Increasing the scope of testing across a wider range of hardware and software configurations will identify potential issues before release. This can be used within the pilot groups — a smaller number of users across various configurations. Also, testing patches against a replicated lab or simulated production environment will ensure that updates are compatible with supported hardware and software configurations. This includes testing on different versions of the operating system and with various third-party applications.

AI/ML can play a major role via heartbeat monitoring. Since a BSOD-causing error may not allow a system to operate enough to send an error alert, using heartbeats and related up/down monitoring techniques can identify inoperable hosts. Using indirect techniques, like AI/ML, to detect a problem state (BSOD loops) and link it to a recent patch deployment activity would rapidly identify the problem.

Furthermore, when a group of hosts is in this loop state, they are unable to send normal heartbeat messages, but an automated, AI-driven monitoring solution can both identify the anomaly and link it to patch deployment logs.

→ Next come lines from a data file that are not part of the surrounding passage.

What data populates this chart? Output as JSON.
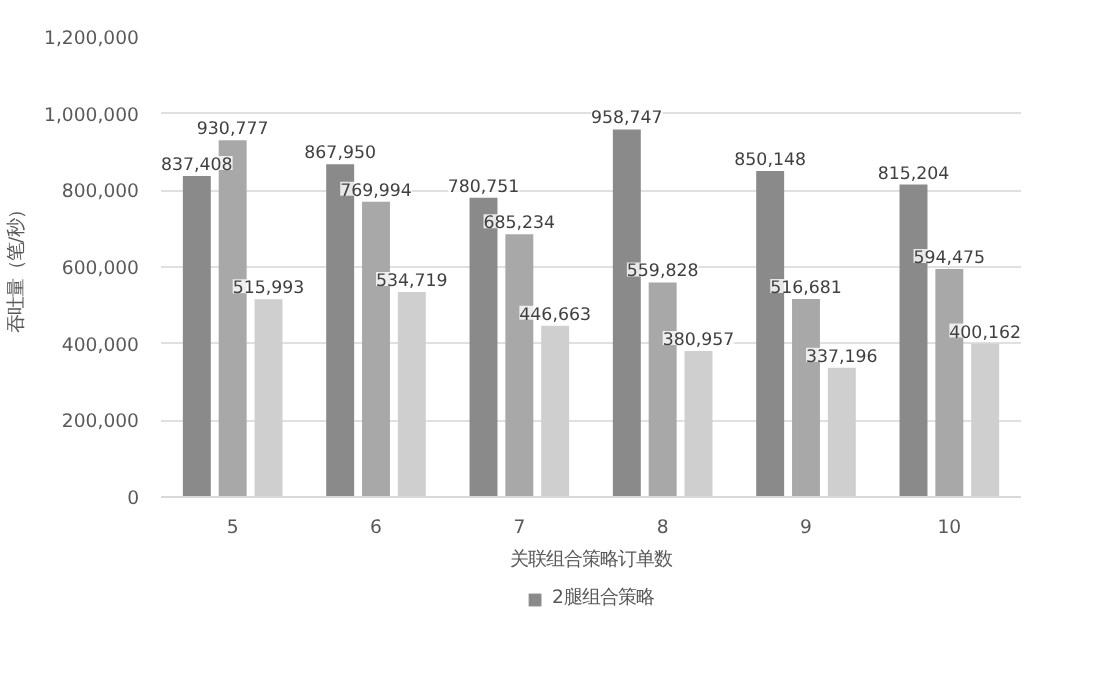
{
  "chart_data": {
    "type": "bar",
    "xlabel": "关联组合策略订单数",
    "ylabel": "吞吐量（笔/秒）",
    "categories": [
      "5",
      "6",
      "7",
      "8",
      "9",
      "10"
    ],
    "series": [
      {
        "name": "2腿组合策略",
        "color": "#8a8a8a",
        "values": [
          837408,
          867950,
          780751,
          958747,
          850148,
          815204
        ],
        "value_labels": [
          "837,408",
          "867,950",
          "780,751",
          "958,747",
          "850,148",
          "815,204"
        ]
      },
      {
        "color": "#a8a8a8",
        "values": [
          930777,
          769994,
          685234,
          559828,
          516681,
          594475
        ],
        "value_labels": [
          "930,777",
          "769,994",
          "685,234",
          "559,828",
          "516,681",
          "594,475"
        ]
      },
      {
        "color": "#cfcfcf",
        "values": [
          515993,
          534719,
          446663,
          380957,
          337196,
          400162
        ],
        "value_labels": [
          "515,993",
          "534,719",
          "446,663",
          "380,957",
          "337,196",
          "400,162"
        ]
      }
    ],
    "ylim": [
      0,
      1200000
    ],
    "yticks": [
      {
        "value": 0,
        "label": "0"
      },
      {
        "value": 200000,
        "label": "200,000"
      },
      {
        "value": 400000,
        "label": "400,000"
      },
      {
        "value": 600000,
        "label": "600,000"
      },
      {
        "value": 800000,
        "label": "800,000"
      },
      {
        "value": 1000000,
        "label": "1,000,000"
      },
      {
        "value": 1200000,
        "label": "1,200,000"
      }
    ],
    "grid": "y",
    "legend": "bottom"
  }
}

If a customer’s environment is designed to stagger updates, and multiple hosts stop communicating with a heartbeat server, there is likely either a network issue blocking communications or a host-based problem commonality.

When combined with a staggered or phased rollout approach, early AI-driven detection could reduce the impact of a future BSOD event caused by updates. These automated monitoring tools can quickly identify issues post-deployment and enable rapid rollback if necessary.

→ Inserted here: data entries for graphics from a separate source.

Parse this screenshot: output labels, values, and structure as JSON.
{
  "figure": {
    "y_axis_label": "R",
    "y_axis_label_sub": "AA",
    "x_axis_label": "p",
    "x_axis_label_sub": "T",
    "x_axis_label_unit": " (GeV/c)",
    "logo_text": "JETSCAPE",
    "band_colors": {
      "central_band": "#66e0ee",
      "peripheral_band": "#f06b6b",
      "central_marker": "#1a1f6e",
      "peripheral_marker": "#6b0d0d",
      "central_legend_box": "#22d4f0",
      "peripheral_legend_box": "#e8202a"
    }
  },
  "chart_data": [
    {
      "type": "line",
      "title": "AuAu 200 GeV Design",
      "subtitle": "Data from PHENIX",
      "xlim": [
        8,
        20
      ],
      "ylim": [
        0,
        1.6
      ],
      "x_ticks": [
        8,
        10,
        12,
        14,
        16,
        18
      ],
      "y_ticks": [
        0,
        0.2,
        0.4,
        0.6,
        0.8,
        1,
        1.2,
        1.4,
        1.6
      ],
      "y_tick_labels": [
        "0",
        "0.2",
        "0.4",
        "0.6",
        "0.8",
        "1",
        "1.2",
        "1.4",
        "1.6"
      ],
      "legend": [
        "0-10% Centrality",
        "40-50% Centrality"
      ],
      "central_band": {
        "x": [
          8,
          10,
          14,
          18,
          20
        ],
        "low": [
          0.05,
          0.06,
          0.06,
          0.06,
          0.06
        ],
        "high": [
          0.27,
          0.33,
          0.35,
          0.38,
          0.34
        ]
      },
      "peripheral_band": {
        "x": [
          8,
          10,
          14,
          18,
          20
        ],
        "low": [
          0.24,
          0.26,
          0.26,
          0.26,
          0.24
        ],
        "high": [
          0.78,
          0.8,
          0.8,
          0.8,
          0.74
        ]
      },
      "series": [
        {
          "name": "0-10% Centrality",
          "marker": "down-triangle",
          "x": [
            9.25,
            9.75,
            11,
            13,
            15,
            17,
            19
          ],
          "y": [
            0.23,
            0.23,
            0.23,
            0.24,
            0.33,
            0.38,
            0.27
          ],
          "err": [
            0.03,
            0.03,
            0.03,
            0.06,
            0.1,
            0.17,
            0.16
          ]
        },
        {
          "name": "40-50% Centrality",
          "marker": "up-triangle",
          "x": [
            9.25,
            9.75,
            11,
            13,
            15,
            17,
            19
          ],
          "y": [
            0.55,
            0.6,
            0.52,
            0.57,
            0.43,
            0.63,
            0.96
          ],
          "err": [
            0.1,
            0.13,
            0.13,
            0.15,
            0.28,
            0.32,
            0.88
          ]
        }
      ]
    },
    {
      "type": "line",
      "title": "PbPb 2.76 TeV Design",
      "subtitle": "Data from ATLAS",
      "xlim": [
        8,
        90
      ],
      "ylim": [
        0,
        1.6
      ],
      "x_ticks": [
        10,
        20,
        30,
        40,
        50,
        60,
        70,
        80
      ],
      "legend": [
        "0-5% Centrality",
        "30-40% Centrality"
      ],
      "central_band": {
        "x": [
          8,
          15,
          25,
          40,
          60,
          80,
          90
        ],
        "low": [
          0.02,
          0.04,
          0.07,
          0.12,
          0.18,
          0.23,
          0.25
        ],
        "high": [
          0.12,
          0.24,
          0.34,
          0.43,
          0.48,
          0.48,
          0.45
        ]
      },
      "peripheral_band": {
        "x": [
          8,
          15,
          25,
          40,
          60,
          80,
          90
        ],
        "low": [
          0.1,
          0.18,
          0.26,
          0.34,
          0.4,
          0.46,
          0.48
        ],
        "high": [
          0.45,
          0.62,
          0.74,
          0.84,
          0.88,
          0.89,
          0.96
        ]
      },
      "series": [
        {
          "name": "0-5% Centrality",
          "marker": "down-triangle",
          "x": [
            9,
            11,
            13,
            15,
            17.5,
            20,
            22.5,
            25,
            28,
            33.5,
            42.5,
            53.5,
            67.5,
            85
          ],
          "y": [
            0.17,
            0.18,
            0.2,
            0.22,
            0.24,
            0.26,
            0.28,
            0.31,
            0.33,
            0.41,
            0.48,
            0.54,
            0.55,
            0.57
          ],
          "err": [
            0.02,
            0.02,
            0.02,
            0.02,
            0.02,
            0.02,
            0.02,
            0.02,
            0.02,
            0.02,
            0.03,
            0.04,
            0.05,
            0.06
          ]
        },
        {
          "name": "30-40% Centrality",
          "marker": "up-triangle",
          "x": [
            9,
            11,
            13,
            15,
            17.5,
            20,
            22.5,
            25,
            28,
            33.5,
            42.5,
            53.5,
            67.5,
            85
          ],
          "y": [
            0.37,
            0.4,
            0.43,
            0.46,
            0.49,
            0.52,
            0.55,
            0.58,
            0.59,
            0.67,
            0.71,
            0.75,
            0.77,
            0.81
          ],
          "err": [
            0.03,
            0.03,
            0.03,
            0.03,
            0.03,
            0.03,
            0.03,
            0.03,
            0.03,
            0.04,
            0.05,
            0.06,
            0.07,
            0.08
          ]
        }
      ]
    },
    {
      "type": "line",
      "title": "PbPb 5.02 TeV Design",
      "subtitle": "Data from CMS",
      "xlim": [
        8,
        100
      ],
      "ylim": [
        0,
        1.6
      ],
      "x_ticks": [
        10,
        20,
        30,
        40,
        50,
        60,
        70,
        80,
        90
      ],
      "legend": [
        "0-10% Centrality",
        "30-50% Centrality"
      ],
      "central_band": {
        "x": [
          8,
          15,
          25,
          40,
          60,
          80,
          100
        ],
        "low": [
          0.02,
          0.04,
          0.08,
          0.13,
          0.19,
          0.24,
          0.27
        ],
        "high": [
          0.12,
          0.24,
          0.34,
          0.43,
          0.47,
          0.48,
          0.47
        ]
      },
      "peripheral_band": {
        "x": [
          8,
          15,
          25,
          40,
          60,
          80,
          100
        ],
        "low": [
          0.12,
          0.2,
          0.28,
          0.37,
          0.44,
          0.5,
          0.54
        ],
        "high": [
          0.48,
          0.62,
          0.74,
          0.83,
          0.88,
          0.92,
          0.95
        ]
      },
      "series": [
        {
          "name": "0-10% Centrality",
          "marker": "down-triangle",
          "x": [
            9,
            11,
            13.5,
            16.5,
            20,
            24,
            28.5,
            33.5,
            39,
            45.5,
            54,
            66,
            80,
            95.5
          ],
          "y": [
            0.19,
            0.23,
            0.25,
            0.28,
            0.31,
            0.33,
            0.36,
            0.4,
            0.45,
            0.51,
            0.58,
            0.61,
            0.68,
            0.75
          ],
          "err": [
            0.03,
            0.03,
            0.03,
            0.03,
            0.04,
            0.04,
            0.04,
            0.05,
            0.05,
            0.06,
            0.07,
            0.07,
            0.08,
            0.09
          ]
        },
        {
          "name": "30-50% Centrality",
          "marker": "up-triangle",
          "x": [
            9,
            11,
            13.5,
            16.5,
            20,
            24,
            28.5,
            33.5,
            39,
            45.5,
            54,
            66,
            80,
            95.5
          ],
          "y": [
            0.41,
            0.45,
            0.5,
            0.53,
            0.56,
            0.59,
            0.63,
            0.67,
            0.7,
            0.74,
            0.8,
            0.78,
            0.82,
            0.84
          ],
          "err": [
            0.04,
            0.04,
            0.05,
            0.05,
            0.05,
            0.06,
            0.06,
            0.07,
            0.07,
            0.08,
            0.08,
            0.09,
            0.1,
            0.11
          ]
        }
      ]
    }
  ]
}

AI provides predictive analytics too, reviewing historical data and usage patterns to identify potential issues. This enables adaptive testing and phased rollouts, where updates are deployed gradually and monitored closely for any signs of trouble. This approach will reduce the impact of an event by many orders of magnitude.

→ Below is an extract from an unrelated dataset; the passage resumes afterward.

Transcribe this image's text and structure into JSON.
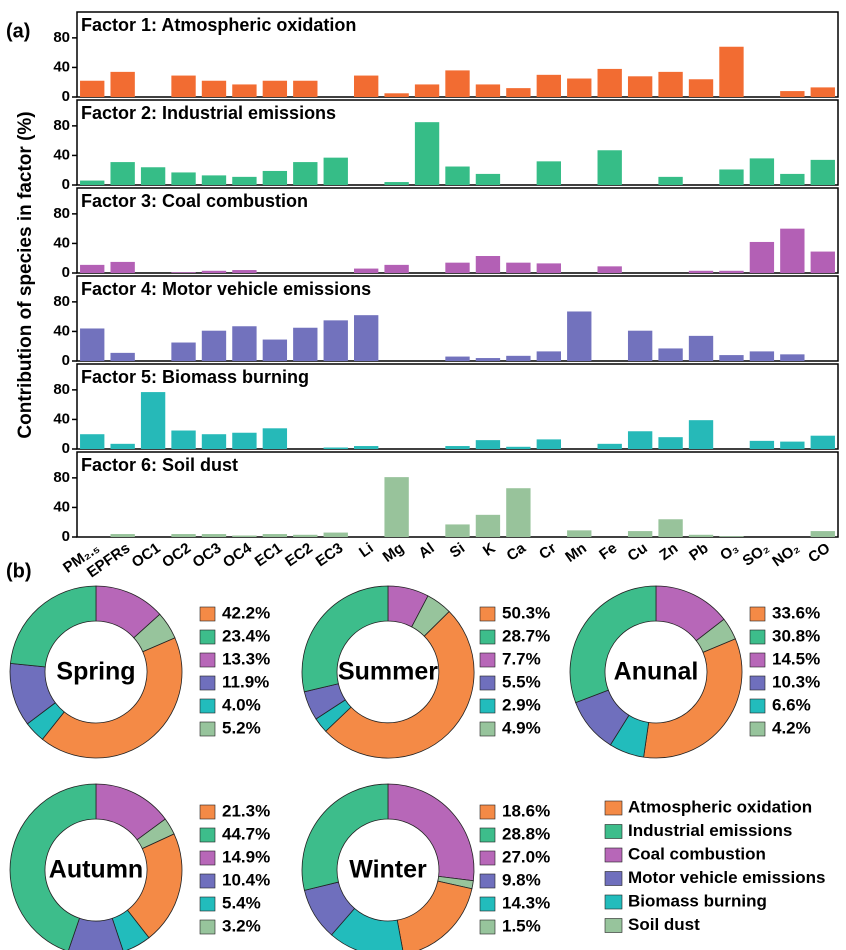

Integrating AI as a means to augment the testing regimen into the WHQL certification process or adopting AI/ML-driven monitoring solutions can significantly enhance the reliability, efficiency, and speed of testing, identification, and remediation — ultimately preventing or reducing the impact of BSOD problems.

Enhancing the WHQL testing program, optimizing patch deployment timing and settings, and adopting robust patch management practices can significantly reduce the risk of issues like the CrowdStrike BSOD problem. IT operations and security operations teams have also taken onboard their own lessons learned during the recent outage regarding how to operate when their own devices are inoperable, and are adding resilience to their collaboration processes during the incident troubleshooting activities.

Industry stands to improve its support of the government mission by taking these collective measures regarding readiness, resilience and ensuring that updates are thoroughly tested, carefully deployed, and effectively managed.

Peter O’Donoghue is chief technology officer for Tyto Athene.